The important thing is that we are not interested in whether hawks will tend to beat doves when they fight them. We already know the answer to that: hawks will always win. We want to know whether either hawk or dove is an evolutionarily stable strategy. If one of them is an ESS and the other is not, we must expect that the one which is the ESS will evolve. It is theoretically possible for there to be two ESSs. This would be true if, whatever the majority strategy of the population happened to be, whether hawk or dove, the best strategy for any given individual was to follow suit. In this case the population would tend to stick at whichever one of its two stable states it happened to reach first.
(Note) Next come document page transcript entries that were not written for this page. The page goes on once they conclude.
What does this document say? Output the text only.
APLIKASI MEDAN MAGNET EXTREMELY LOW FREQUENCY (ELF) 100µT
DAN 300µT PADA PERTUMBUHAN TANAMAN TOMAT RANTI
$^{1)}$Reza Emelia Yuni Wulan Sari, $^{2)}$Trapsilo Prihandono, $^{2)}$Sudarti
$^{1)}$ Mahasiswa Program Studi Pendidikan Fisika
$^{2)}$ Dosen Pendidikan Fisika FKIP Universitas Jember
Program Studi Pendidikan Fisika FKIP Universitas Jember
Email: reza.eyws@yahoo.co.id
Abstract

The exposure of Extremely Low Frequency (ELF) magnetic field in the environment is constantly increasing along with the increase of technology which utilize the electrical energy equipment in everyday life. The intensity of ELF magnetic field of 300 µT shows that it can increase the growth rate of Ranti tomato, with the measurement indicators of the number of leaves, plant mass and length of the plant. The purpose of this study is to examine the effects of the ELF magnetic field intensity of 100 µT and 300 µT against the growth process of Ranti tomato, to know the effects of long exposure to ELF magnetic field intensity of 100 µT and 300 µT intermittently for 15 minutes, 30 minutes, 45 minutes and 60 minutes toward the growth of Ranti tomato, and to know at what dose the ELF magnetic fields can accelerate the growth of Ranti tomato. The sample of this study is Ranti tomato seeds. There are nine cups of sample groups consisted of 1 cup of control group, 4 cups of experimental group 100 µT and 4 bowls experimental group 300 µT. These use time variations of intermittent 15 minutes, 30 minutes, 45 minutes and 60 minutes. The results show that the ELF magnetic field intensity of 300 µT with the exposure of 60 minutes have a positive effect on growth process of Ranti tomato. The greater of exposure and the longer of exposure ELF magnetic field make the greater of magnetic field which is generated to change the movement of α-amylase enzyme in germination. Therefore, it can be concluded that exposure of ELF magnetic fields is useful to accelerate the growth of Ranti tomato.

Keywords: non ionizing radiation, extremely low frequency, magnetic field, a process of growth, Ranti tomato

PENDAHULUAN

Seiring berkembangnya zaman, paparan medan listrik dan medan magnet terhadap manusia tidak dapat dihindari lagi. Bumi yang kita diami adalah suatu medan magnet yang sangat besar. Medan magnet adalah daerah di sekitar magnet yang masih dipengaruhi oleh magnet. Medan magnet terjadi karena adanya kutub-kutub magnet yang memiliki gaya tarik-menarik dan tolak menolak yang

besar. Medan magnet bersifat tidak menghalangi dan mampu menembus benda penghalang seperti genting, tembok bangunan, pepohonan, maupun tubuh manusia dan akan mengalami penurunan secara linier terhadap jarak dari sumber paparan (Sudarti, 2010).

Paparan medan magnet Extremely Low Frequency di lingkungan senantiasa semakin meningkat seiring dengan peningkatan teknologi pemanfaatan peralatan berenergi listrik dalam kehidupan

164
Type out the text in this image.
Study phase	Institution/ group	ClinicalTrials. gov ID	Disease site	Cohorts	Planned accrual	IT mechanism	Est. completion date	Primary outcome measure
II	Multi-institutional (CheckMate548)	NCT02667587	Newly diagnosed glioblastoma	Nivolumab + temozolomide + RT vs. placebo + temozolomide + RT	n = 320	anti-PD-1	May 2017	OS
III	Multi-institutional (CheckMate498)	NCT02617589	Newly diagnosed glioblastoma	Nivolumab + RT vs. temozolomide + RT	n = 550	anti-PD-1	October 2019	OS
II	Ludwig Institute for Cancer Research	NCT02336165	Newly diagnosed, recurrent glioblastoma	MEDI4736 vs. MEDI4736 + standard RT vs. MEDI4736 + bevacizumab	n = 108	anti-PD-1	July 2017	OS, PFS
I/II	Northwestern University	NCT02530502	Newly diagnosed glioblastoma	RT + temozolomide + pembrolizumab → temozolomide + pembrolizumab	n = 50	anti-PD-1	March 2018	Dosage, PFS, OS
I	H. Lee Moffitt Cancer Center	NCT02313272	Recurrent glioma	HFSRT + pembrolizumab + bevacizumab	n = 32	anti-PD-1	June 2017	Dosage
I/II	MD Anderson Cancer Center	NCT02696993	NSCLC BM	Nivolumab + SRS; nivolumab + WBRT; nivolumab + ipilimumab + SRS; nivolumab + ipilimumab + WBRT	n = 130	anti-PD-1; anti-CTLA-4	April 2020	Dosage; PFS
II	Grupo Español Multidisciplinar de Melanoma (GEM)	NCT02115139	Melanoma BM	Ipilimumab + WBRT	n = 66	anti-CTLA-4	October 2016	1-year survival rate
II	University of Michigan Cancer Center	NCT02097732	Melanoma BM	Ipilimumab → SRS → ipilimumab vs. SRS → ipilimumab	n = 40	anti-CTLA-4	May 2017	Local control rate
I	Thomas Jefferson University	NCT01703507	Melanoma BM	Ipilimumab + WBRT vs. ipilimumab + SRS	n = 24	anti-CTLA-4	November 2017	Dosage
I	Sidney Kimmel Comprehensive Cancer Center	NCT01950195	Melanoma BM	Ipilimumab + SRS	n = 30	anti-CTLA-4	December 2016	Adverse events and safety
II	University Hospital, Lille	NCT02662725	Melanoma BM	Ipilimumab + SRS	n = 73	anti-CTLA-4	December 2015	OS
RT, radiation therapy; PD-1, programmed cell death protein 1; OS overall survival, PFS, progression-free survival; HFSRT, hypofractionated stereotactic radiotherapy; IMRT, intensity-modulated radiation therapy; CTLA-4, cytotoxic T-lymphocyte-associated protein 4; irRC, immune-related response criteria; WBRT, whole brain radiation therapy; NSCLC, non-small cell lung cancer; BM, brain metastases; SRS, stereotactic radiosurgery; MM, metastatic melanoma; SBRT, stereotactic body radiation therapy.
However, as we shall now see, neither of these two strategies, hawk or dove, would in fact be evolutionarily stable on its own, and we should therefore not expect either of them to evolve. To show this we must calculate average pay-offs.

 

Suppose we have a population consisting entirely of doves.

 

Whenever they fight, nobody gets hurt. The contests consist of prolonged ritual tournaments, staring matches perhaps, which end only when one rival backs down. The winner then scores 50 points for gaining the resource in dispute, but he pays a penalty of -10 for wasting time over a long staring match, so scores 40 in all. The loser also is penalized -10 points for wasting time. On average, any one individual dove can expect to win half his contests and lose half. Therefore his average pay-off per contest is the average of +40 and - 10, which is +15. Therefore, every individual dove in a population of doves seems to be doing quite nicely.

 

But now suppose a mutant hawk arises in the population. Since he is the only hawk around, every fight he has is against a dove. Hawks always beat doves, so he scores +50 every fight, and this is his average pay-off. He enjoys an enormous advantage over the doves, whose net pay-off is only +15. Hawk genes will rapidly spread through the population as a result. But now each hawk can no longer count on every rival he meets being a dove. To take an extreme example, if the hawk gene spread so successfully that the entire population came to consist of hawks, all fights would now be hawk fights. Things are now very different. When hawk meets hawk, one of them is seriously injured, scoring -100, while the winner scores +50. Each hawk in a population of hawks can expect to win half his fights and lose half his fights. His average expected pay-off per fight is therefore half-way between +50 and -100, which is - 25. Now consider a single dove in a population of hawks. To be sure, he loses all his fights, but on the other hand he never gets hurt. His average pay-off is 0 in a population of hawks, whereas the average pay-off for a hawk in a population of hawks is -25. Dove genes will therefore tend to spread through the population.

 

The way I have told the story it looks as if there will be a continuous oscillation in the population. Hawk genes will sweep to ascendancy; then, as a consequence of the hawk majority, dove genes will gain an advantage and increase in numbers until once again hawk genes start to prosper, and so on. However, it need not be an oscillation like this. There is a stable ratio of hawks to doves. For the particular arbitrary points system we are using, the stable ratio, if you work it out, turns out to be 5/12 doves to 7/12 hawks. When this stable ratio is reached, the average pay-off for hawks is exactly equal to the average pay-off for doves. Therefore selection does not favour either one of them over the other. If the number of hawks in the population started to drift upwards so that the ratio was no longer 7/12 doves would start to gain an extra advantage, and the ratio would swing back to the stable state. Just as we shall find the stable sex ratio to be 50:50, so the stable hawk to dove ratio in this hypothetical example is 7:5. In either case, if there are oscillations about the stable point, they need not be very large ones.